B. Photon Yield Calculation

• The invariant momentum distribution is calculated using the derived vertex matrix elements ($\mathcal{M}$).
• The process accounts for both fusion and splitting channels, related by crossing symmetry.
• Initial State Distribution: The authors model the initial gluon distribution in the pre-equilibrium "shattered glasma" phase.
  • Isotropic Case: A Bose-Einstein distribution with a saturation scale $\Lambda_s$ and occupation factor $\eta$.
  • Anisotropic Case: To account for longitudinal expansion and magnetic pressure anisotropy, they introduce an anisotropy parameter $\xi$ in the momentum distribution (both for a simple exponential form and a Color Glass Condensate-inspired form).

C. Comparison with Data

• The theoretical yields are compared against the difference between PHENIX experimental data and state-of-the-art hydrodynamical calculations (which represent the "missing" yield).
• Parameters such as magnetic field strength ($B$), saturation scale ($\Lambda_s$), and occupation factor ($\eta$) are varied to fit the data.

3. Key Contributions

1. Rigorous Vertex Derivation: The paper provides the first complete derivation of the two-gluon one-photon vertex for arbitrary magnetic field strengths, correcting previous works that either used strong-field approximations or lacked the full tensor symmetry properties.
2. Dominance of Splitting: The authors demonstrate that for low photon energies, gluon splitting ($g \to g\gamma$) dominates over gluon fusion ($gg \to \gamma$). This is a crucial finding for modeling the low-$p_T$ spectrum.
3. Anisotropy Analysis: They systematically investigate the impact of longitudinal momentum anisotropy in the initial gluon distribution.
4. Quantitative Fit: The model successfully reproduces the magnitude of the photon excess observed by PHENIX in the 20-30% centrality class without requiring extreme parameters.

4. Key Results

• Low-Energy Dominance: As shown in Figure 3, the gluon splitting contribution (dotted green line) is the primary driver of the photon yield at low energies ($\omega_q < 1.5$ GeV), while fusion becomes less significant. The total yield (solid red line) aligns well with the PHENIX data excess.
• Role of Saturation Scale: Figure 4 illustrates that the gluon saturation scale ($\Lambda_s$) is the critical parameter controlling the curvature of the photon yield spectrum. Adjusting $\Lambda_s$ allows the model to match the spectral shape of the experimental data.
• Magnetic Field Strength: The results hold for magnetic fields of $B = 3m_\pi^2$ and $B = 10m_\pi^2$, suggesting the mechanism is robust across a range of field intensities typical for RHIC energies.
• Anisotropy Impact: Figure 5 reveals that introducing longitudinal anisotropy ($\xi \neq 0$) into the gluon distribution does not significantly alter the total photon yield compared to the isotropic case. The yield remains consistent with the PHENIX data regardless of the anisotropy parameter used.
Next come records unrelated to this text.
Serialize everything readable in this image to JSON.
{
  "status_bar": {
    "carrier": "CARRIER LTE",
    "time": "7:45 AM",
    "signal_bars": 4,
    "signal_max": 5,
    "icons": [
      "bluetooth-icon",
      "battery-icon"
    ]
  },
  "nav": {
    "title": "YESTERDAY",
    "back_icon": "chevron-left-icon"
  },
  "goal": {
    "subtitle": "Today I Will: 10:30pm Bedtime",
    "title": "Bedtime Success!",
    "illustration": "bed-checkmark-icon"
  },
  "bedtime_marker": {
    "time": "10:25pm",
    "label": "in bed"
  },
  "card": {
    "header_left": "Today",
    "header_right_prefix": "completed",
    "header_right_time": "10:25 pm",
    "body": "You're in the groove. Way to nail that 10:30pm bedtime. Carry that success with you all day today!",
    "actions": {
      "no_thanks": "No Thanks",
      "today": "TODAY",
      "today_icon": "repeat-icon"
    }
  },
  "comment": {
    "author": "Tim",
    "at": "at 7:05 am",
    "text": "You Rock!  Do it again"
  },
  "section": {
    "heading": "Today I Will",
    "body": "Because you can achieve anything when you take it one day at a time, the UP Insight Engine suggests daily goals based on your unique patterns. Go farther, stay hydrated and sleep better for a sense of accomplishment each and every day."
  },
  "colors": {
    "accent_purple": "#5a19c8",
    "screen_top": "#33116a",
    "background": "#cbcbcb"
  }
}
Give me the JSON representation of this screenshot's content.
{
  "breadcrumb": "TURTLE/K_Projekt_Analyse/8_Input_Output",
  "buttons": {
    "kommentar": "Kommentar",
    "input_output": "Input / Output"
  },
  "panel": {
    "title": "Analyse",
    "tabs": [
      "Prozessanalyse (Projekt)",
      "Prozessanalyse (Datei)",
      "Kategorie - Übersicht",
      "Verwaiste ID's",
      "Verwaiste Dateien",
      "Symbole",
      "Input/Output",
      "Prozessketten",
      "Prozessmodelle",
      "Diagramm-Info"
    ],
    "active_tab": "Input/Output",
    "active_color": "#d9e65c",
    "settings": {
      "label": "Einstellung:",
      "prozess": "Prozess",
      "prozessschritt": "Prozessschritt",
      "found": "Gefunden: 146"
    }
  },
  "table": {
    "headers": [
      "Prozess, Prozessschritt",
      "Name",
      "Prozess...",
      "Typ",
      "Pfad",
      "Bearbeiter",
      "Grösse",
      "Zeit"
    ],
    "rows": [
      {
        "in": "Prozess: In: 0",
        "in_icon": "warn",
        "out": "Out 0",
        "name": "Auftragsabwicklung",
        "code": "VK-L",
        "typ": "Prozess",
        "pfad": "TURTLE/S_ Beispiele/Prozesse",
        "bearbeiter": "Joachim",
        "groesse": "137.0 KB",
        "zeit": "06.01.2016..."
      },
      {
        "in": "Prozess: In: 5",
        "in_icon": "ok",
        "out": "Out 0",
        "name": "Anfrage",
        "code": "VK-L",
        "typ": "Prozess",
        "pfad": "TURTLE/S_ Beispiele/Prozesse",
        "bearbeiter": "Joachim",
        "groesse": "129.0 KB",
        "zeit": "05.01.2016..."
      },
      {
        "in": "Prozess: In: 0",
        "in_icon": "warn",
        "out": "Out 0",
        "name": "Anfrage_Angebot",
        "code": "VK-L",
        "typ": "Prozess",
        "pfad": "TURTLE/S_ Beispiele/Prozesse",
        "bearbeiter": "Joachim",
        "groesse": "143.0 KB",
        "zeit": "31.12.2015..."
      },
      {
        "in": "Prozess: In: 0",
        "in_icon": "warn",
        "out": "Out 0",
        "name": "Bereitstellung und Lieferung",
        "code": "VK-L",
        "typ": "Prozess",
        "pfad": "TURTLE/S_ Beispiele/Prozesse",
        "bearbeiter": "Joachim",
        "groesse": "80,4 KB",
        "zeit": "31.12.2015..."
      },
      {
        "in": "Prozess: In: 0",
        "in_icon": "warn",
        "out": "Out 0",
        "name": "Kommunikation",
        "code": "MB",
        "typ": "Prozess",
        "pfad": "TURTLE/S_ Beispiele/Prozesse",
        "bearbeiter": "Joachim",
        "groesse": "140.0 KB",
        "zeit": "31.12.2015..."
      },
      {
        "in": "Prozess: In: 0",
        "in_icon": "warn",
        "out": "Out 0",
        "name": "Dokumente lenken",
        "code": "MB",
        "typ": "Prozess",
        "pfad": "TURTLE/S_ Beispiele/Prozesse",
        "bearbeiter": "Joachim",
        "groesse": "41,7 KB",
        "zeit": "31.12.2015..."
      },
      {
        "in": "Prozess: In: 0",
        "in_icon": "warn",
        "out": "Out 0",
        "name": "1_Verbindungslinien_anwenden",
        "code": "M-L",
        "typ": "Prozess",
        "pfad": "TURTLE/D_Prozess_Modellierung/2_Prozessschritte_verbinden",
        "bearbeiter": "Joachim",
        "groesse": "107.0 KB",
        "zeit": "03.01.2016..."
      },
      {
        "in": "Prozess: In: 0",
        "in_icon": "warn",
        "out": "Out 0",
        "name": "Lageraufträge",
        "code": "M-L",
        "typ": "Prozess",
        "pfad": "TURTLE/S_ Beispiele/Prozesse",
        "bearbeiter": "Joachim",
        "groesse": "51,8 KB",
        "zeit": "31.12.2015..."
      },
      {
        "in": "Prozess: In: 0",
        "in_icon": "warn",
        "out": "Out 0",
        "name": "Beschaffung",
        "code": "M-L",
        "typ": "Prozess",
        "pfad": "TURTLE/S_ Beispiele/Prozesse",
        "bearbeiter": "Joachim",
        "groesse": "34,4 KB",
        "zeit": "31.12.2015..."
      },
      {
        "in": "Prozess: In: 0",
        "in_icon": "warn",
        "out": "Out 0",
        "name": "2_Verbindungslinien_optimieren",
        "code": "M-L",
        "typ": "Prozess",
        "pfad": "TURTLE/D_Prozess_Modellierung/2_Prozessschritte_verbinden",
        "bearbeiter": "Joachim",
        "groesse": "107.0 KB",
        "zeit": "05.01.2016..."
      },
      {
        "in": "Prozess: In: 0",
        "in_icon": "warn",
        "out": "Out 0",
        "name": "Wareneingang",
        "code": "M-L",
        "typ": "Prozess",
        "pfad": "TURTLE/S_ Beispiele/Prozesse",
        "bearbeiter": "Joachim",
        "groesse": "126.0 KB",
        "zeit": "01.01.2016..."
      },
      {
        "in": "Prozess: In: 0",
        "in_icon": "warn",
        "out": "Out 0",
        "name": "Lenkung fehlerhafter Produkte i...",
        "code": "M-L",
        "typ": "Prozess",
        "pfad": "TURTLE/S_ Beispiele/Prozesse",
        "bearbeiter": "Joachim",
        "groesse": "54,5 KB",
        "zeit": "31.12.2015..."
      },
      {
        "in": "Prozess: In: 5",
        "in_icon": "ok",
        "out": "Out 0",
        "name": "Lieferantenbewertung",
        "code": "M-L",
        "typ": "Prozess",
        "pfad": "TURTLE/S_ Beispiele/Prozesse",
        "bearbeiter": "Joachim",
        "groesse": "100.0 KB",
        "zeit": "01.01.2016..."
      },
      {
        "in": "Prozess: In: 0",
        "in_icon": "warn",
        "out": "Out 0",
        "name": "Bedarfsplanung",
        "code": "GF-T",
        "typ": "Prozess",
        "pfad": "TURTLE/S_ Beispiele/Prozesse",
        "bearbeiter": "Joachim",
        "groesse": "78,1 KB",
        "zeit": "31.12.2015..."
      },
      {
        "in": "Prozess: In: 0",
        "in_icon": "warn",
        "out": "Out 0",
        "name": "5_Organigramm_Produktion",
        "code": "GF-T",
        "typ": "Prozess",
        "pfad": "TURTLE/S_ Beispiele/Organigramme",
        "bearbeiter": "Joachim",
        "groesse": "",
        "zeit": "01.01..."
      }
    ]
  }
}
5. Significance and Conclusion

• Resolution of the Puzzle: The study suggests that magnetic-field-induced gluon splitting and fusion during the pre-equilibrium stage provide a viable mechanism to explain the direct photon excess and potentially contribute to the large elliptic flow ($v_2$).
• Anisotropy and $v_2$: While the yield is insensitive to longitudinal anisotropy, the authors note that the elliptic flow ($v_2$) is likely sensitive to it. The anisotropic pressure and expansion in the pre-equilibrium phase could generate the necessary azimuthal anisotropy in the photon emission to match the observed large $v_2$.
• Future Work: The authors identify the calculation of the elliptic flow coefficient using these anisotropic distributions as a necessary next step to fully resolve the direct photon puzzle.

In summary, this work establishes a rigorous theoretical foundation for magnetic-field-driven photon production in heavy-ion collisions, identifying gluon splitting as the dominant low-energy mechanism and demonstrating that the model can quantitatively reproduce experimental anomalies without relying on unphysical approximations.